What Monty Python’s Ministry of Silly Walks can teach us about peer review
Enlarge / John Cleese's famously silly walk from a 1970 episode of Monty Python's Flying Circus. (credit: BBC)
One of the best-known sketches from Monty Python's Flying Circus features John Cleese as a bowler-hatted bureaucrat with the fictional Ministry of Silly Walks. It's a classic of physical comedy, right up there with the troupe's Dead Parrot sketch ("This parrot has ceased to be!") in terms of cultural significance.
A pair of scientists at Dartmouth College [corrected] have performed a gait analysis of the various silly walks on display, publishing their findings in a new paper in the journal Gait and Posture.

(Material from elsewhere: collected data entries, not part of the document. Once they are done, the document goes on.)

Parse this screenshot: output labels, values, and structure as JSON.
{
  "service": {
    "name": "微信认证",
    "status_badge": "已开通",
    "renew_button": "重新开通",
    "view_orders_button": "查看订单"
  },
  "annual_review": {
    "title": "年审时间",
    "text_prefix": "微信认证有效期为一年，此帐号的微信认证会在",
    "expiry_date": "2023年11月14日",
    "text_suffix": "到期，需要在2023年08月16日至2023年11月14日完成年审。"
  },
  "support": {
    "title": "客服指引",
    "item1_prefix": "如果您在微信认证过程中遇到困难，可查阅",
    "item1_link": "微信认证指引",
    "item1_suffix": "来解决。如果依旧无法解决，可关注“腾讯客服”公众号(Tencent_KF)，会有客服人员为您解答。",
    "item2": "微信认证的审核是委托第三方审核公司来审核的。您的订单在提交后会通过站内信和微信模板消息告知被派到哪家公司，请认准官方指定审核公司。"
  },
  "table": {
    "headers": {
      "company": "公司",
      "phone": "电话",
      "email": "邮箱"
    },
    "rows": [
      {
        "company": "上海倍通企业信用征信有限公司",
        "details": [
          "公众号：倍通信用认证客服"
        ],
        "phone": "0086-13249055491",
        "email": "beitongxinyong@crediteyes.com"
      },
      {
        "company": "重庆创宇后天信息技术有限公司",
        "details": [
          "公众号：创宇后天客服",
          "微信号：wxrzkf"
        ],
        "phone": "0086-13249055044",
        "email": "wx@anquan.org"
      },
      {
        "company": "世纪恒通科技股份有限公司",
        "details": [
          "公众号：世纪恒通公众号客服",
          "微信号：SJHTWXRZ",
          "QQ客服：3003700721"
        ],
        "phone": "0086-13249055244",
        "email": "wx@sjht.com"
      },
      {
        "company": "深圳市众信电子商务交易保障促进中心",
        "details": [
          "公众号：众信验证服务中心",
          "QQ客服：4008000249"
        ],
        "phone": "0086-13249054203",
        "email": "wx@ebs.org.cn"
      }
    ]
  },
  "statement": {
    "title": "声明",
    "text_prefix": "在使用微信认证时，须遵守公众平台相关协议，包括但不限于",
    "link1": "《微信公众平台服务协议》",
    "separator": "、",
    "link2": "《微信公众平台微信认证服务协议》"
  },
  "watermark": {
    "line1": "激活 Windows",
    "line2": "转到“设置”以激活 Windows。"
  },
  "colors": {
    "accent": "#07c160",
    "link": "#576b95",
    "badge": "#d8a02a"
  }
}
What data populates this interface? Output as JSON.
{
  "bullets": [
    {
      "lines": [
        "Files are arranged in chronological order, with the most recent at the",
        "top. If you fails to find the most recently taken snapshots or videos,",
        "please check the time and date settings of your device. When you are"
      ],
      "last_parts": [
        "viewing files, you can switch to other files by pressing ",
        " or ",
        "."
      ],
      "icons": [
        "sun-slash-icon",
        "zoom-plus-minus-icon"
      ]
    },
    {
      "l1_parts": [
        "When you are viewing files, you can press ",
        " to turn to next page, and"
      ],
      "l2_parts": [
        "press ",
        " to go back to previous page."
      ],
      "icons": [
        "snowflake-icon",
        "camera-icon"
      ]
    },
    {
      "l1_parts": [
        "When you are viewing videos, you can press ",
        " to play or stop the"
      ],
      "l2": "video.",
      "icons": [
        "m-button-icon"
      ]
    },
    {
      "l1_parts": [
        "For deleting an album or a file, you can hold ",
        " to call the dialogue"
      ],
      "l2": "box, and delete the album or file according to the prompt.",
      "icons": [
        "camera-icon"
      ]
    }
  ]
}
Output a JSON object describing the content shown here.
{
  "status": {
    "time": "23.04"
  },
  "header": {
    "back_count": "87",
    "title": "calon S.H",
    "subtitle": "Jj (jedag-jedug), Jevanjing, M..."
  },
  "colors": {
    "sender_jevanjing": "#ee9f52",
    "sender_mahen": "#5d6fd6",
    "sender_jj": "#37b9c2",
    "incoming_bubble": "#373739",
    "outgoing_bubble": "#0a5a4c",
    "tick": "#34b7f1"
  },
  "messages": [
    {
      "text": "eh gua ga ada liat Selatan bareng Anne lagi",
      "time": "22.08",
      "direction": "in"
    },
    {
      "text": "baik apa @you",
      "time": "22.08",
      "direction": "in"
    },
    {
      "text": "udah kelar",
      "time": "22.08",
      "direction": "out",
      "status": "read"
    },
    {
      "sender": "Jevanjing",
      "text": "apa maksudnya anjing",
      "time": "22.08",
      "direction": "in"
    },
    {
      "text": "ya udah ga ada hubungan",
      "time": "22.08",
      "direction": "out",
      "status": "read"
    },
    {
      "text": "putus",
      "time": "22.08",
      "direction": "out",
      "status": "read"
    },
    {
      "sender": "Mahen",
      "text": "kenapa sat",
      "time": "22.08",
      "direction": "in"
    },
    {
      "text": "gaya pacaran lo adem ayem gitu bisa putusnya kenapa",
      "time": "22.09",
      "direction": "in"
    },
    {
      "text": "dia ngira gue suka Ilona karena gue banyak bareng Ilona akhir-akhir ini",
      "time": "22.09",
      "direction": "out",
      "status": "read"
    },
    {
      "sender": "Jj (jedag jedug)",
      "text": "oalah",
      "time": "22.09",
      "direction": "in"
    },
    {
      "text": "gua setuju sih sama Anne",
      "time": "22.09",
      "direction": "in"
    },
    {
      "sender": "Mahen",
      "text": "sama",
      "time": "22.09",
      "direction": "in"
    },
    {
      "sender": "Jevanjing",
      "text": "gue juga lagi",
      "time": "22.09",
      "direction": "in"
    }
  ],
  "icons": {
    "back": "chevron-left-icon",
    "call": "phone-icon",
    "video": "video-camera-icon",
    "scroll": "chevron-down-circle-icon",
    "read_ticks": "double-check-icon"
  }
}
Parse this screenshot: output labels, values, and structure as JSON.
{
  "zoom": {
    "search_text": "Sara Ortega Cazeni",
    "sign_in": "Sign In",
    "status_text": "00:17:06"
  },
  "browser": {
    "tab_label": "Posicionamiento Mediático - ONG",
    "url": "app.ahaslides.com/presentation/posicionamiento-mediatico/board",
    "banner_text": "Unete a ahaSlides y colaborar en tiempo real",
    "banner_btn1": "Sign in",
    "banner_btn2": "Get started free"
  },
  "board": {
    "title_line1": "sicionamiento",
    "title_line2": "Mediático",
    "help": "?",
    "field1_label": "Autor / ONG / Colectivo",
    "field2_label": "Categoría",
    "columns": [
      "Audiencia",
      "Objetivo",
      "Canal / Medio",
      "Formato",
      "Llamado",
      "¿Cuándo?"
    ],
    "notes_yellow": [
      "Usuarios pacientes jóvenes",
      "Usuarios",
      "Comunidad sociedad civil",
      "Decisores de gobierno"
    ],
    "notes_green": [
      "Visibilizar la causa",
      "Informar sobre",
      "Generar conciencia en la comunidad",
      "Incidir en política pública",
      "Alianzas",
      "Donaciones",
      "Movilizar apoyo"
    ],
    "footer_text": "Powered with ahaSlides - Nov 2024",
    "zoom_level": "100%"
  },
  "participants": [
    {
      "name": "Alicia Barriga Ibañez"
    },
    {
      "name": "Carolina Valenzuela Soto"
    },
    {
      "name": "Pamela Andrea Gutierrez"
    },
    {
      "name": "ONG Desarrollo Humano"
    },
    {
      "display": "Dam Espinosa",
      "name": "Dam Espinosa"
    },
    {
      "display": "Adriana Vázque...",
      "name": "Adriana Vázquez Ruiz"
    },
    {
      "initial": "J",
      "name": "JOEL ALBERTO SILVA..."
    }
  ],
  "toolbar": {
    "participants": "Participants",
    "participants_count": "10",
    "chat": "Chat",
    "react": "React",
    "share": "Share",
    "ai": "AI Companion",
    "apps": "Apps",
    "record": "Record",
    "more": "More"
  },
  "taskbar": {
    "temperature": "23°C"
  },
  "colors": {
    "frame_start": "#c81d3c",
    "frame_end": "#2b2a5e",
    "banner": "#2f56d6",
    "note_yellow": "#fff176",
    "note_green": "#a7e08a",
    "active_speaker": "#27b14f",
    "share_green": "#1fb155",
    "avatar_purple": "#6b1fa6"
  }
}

It's intended in part as a commemoration on the 50-year anniversary of the sketch but also to draw attention to the need for a more streamlined peer review process for grants in the health sciences.
The two authors, Erin Butler and Nathaniel Dominy, are married, having met 12 years ago at Stanford. (Butler was a TA for a class where Dominy gave a lecture on the evolution of bipedalism.) Dominy is the Monty Python fan. "So, put together a Monty Python fan with a creative scientific mind and an expert in gait analysis, and this paper is what you get," Butler told Ars. Or, as they wrote in their paper, "It really is the silliness of the sketch that resonates with us, and extreme silliness seems more relevant now than ever before in this increasingly Pythonesque world."